Conditions and known issues

This section describes known issues and conditions in the current release of the change feed.

  • If you enable firewall rules for your storage account, lifecycle management requests to delete blobs within $blobchangefeed container might be blocked. You can unblock these requests by providing exceptions for trusted Microsoft services. For more information, see the Exceptions section in Configure firewalls and virtual networks.
  • The LastConsumable property of the segments.json file does not list the very first segment that the change feed finalizes. This issue occurs only after the first segment is finalized. All subsequent segments after the first hour are accurately captured in the LastConsumable property.
  • You currently cannot see the $blobchangefeed container when you call the ListContainers API. You can view the contents by calling the ListBlobs API on the $blobchangefeed container directly.
  • Storage account failover of geo-redundant storage accounts with the change feed enabled may result in inconsistencies between the change feed logs and the blob data and/or metadata. For more information about such inconsistencies, see Change feed and blob data inconsistencies.
  • You might see 404 (Not Found) and 412 (Precondition Failed) errors reported on the $blobchangefeed and $blobchangefeedsys containers. You can safely ignore these errors.
  • BlobDeleted events are not generated when blob versions or snapshots are deleted. A BlobDeleted event is added only when a base (root) blob is deleted.
  • Event records are added only for changes to blobs that result from requests to the Blob Service endpoint (blob.core.windows.net).

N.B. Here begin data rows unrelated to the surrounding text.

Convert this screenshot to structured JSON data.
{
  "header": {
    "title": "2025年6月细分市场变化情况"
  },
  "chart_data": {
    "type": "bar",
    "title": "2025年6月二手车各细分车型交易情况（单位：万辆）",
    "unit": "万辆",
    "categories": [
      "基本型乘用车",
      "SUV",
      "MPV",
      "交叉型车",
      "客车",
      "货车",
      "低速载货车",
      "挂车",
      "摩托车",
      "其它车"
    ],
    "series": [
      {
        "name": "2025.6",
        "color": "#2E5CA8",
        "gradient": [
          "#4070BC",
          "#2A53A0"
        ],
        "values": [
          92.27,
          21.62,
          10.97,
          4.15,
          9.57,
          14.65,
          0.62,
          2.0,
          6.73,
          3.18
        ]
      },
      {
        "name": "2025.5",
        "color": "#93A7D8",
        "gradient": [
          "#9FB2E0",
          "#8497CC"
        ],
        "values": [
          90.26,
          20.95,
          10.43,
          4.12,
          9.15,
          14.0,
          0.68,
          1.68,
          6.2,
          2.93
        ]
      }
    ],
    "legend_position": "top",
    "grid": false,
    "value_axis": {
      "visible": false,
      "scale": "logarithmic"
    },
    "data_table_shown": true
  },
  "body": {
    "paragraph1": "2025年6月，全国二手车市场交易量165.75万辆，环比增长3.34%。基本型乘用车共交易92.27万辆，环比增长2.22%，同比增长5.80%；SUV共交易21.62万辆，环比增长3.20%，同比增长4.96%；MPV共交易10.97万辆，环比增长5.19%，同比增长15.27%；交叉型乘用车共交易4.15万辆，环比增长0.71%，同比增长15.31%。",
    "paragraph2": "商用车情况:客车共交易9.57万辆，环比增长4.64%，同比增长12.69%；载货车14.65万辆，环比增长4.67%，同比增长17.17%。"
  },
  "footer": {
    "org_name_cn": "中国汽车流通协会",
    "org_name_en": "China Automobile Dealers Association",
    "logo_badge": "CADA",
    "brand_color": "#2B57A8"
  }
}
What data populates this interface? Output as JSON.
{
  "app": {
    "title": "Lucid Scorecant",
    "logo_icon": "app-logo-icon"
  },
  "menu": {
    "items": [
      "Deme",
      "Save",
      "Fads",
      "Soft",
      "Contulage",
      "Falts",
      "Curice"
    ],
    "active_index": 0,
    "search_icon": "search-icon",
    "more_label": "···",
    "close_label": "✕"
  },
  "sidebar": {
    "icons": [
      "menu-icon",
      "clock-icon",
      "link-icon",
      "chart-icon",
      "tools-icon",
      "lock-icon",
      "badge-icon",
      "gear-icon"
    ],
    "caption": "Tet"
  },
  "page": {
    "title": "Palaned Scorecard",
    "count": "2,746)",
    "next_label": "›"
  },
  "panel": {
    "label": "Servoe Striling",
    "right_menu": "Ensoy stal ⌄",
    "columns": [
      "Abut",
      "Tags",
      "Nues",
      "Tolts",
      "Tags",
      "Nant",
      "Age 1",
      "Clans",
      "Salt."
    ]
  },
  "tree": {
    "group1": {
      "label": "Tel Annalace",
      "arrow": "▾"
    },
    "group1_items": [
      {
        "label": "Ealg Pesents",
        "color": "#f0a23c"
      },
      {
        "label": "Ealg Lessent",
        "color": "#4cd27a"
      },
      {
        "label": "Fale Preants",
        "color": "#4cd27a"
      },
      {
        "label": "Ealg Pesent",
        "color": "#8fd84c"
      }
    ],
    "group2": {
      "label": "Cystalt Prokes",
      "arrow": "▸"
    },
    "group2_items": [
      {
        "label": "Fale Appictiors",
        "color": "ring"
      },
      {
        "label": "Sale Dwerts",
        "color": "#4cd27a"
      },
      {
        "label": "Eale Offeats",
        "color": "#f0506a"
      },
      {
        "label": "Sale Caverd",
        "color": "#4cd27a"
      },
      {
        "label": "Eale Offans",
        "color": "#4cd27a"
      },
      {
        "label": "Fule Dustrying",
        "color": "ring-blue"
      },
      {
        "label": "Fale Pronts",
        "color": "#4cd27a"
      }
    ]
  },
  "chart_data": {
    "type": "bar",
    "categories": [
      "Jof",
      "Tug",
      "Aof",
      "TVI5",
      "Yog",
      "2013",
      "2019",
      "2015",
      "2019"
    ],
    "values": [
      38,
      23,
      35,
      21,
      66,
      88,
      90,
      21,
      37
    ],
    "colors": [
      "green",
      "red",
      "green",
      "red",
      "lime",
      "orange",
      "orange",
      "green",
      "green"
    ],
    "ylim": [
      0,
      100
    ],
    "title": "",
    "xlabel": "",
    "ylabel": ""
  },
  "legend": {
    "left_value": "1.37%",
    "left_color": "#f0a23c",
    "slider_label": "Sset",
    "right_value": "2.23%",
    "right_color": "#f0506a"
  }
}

Changes that result from requests to the Data Lake Storage endpoint (dfs.core.windows.net) endpoint aren't logged and won't appear in change feed records.

Frequently asked questions (FAQ)

See Change feed support FAQ.

Feature support

Support for this feature might be impacted by enabling Data Lake Storage Gen2, Network File System (NFS) 3.0 protocol, or the SSH File Transfer Protocol (SFTP). If you've enabled any of these capabilities, see Blob Storage feature support in Azure Storage accounts to assess support for this feature.